Na avaliação da delegada, isso mostra que “a mulher ainda prefere uma delegacia física especializada”. “Isso não exclui o caminho da Delegacia Eletrônica, acho que as polícias têm que estar cada vez mais preparadas para atender por esse meio, mas mostra a importância de um ambiente especializado”, destaca.
Confira, abaixo, os números:
Para a doutora em sociologia Lourdes Maria Bandeira, do Núcleo de Estudos e Pesquisas sobre Mulheres da Universidade de Brasília (UnB), existe um importante trabalho do Estado em relação aos crimes de gênero no DF. No entanto, ainda são necessárias mais ações preventivas.
“O fato da mulher ter mais formas de pedir ajuda, de ir na farmácia com um “x” na mão, de um vizinho fazer a denúncia pela internet, é algo positivo. Porém, muitas vítimas ainda deixam de denunciar porque vivem sob ameaça, dependem financeiramente do agressor e precisam garantir o sustento dos filhos… Então, é necessário maior acolhimento institucional”, assinala.
Além disso, ela defende que há outra questão a ser tratada: “a compreensão da mulher sobre o crime”. “Um dia, ela é obrigada a ter relação sexual com o companheiro; no outro, recebe um chute. Essas violências cotidianas, se não anunciadas, podem seguir até o estágio do feminicídio. Então, precisamos de um trabalho de conscientização das mulheres sobre a violência também”, alerta a professora.
Prevenção
Apenas nos 12 primeiros dias de 2021, o Distrito Federal registrou dois feminicídios. Uma das vítimas foi Marley de Barcelos Dias, 54 anos. Cerca de sete horas antes de cometer o crime, o ex-companheiro dela, Geovane Geraldo Mendes da Cunha, 44, teve um mandado de prisão expedido pela Justiça do DF.
Geovane deveria cumprir pena em regime semiaberto por um processo de 2015 que foi movido pelo Ministério Público do DF (MPDFT) por violência doméstica contra Marley. Na época, ela retirou a primeira de duas medidas protetivas que pediu, mas a denúncia feita pelo órgão público teve prosseguimento.

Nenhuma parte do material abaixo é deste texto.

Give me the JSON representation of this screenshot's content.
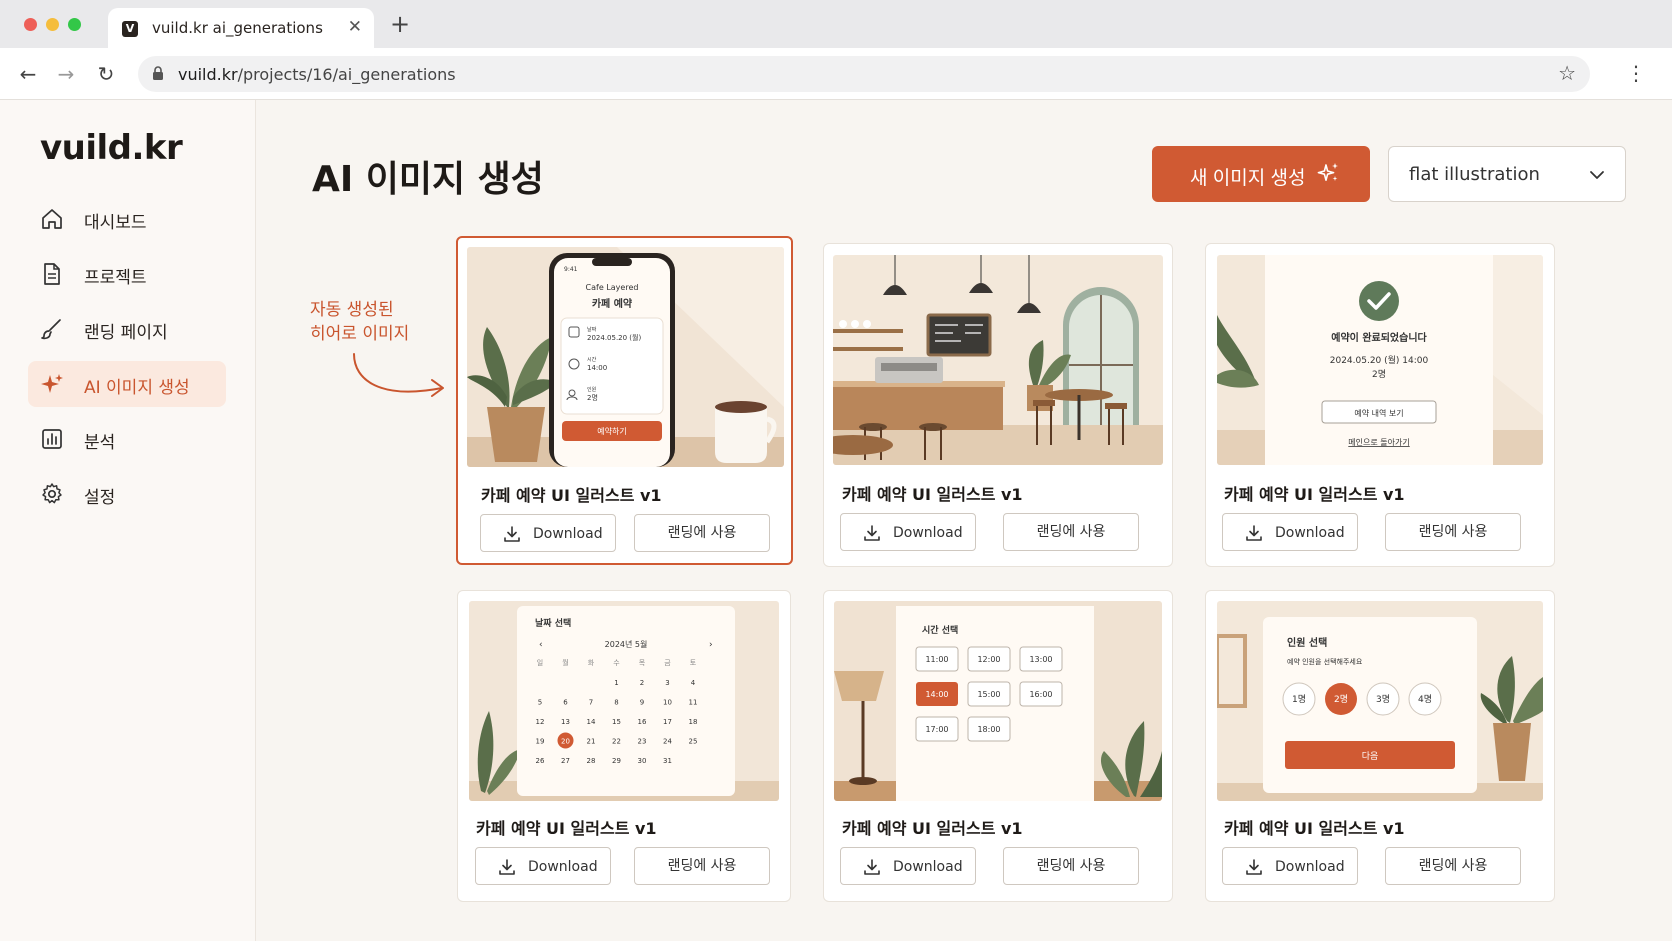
{
  "browser": {
    "tab_title": "vuild.kr ai_generations",
    "favicon": "V",
    "url_domain": "vuild.kr",
    "url_path": "/projects/16/ai_generations"
  },
  "sidebar": {
    "logo": "vuild.kr",
    "items": [
      {
        "label": "대시보드",
        "icon": "home-icon"
      },
      {
        "label": "프로젝트",
        "icon": "document-icon"
      },
      {
        "label": "랜딩 페이지",
        "icon": "brush-icon"
      },
      {
        "label": "AI 이미지 생성",
        "icon": "sparkle-icon",
        "active": true
      },
      {
        "label": "분석",
        "icon": "chart-icon"
      },
      {
        "label": "설정",
        "icon": "gear-icon"
      }
    ]
  },
  "header": {
    "title": "AI 이미지 생성",
    "generate_button": "새 이미지 생성",
    "style_select": "flat illustration"
  },
  "annotation": "자동 생성된\n히어로 이미지",
  "cards": [
    {
      "title": "카페 예약 UI 일러스트 v1",
      "download": "Download",
      "use": "랜딩에 사용",
      "highlight": true,
      "scene": {
        "app_name": "Cafe Layered",
        "heading": "카페 예약",
        "date_label": "날짜",
        "date": "2024.05.20 (월)",
        "time_label": "시간",
        "time": "14:00",
        "people_label": "인원",
        "people": "2명",
        "cta": "예약하기",
        "status_time": "9:41"
      }
    },
    {
      "title": "카페 예약 UI 일러스트 v1",
      "download": "Download",
      "use": "랜딩에 사용"
    },
    {
      "title": "카페 예약 UI 일러스트 v1",
      "download": "Download",
      "use": "랜딩에 사용",
      "scene": {
        "heading": "예약이 완료되었습니다",
        "line1": "2024.05.20 (월) 14:00",
        "line2": "2명",
        "button": "예약 내역 보기",
        "link": "메인으로 돌아가기"
      }
    },
    {
      "title": "카페 예약 UI 일러스트 v1",
      "download": "Download",
      "use": "랜딩에 사용",
      "scene": {
        "heading": "날짜 선택",
        "month": "2024년 5월",
        "weekdays": [
          "일",
          "월",
          "화",
          "수",
          "목",
          "금",
          "토"
        ],
        "selected": "20"
      }
    },
    {
      "title": "카페 예약 UI 일러스트 v1",
      "download": "Download",
      "use": "랜딩에 사용",
      "scene": {
        "heading": "시간 선택",
        "slots": [
          "11:00",
          "12:00",
          "13:00",
          "14:00",
          "15:00",
          "16:00",
          "17:00",
          "18:00"
        ],
        "selected": "14:00"
      }
    },
    {
      "title": "카페 예약 UI 일러스트 v1",
      "download": "Download",
      "use": "랜딩에 사용",
      "scene": {
        "heading": "인원 선택",
        "sub": "예약 인원을 선택해주세요",
        "options": [
          "1명",
          "2명",
          "3명",
          "4명"
        ],
        "selected": "2명",
        "button": "다음"
      }
    }
  ],
  "colors": {
    "accent": "#d05a33",
    "accent_soft": "#fbe9df",
    "plant": "#5a6e4a",
    "pot": "#b98a5e",
    "wall": "#f4e9dc"
  }
}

O cumprimento da pena poderia ter iniciado em junho, mas a expedição do mandado de prisão foi postergada mais de uma vez. Seis meses depois, nessa segunda-feira (11/1), o mandado saiu, mas não foi cumprido a tempo de evitar a morte de Marley.
Segundo a professora Lourdes, a denúncia deve ser apenas o primeiro passo do processo, tanto por parte das vítimas, como do Estado. “É preciso que haja um prosseguimento, no sentido de: ‘Quais são as estratégias que vamos articular para evitar o feminicídio?’ Que não fique apenas na denúncia”, enfatiza.
“A instalação da Deam II mostra como uma política pública pode fazer a diferença. Quantos feminicídios podem ter sido evitados após mulheres procurarem uma ajuda especializada? Mas esse trabalho precisa ir até o fim”, reforça a professora.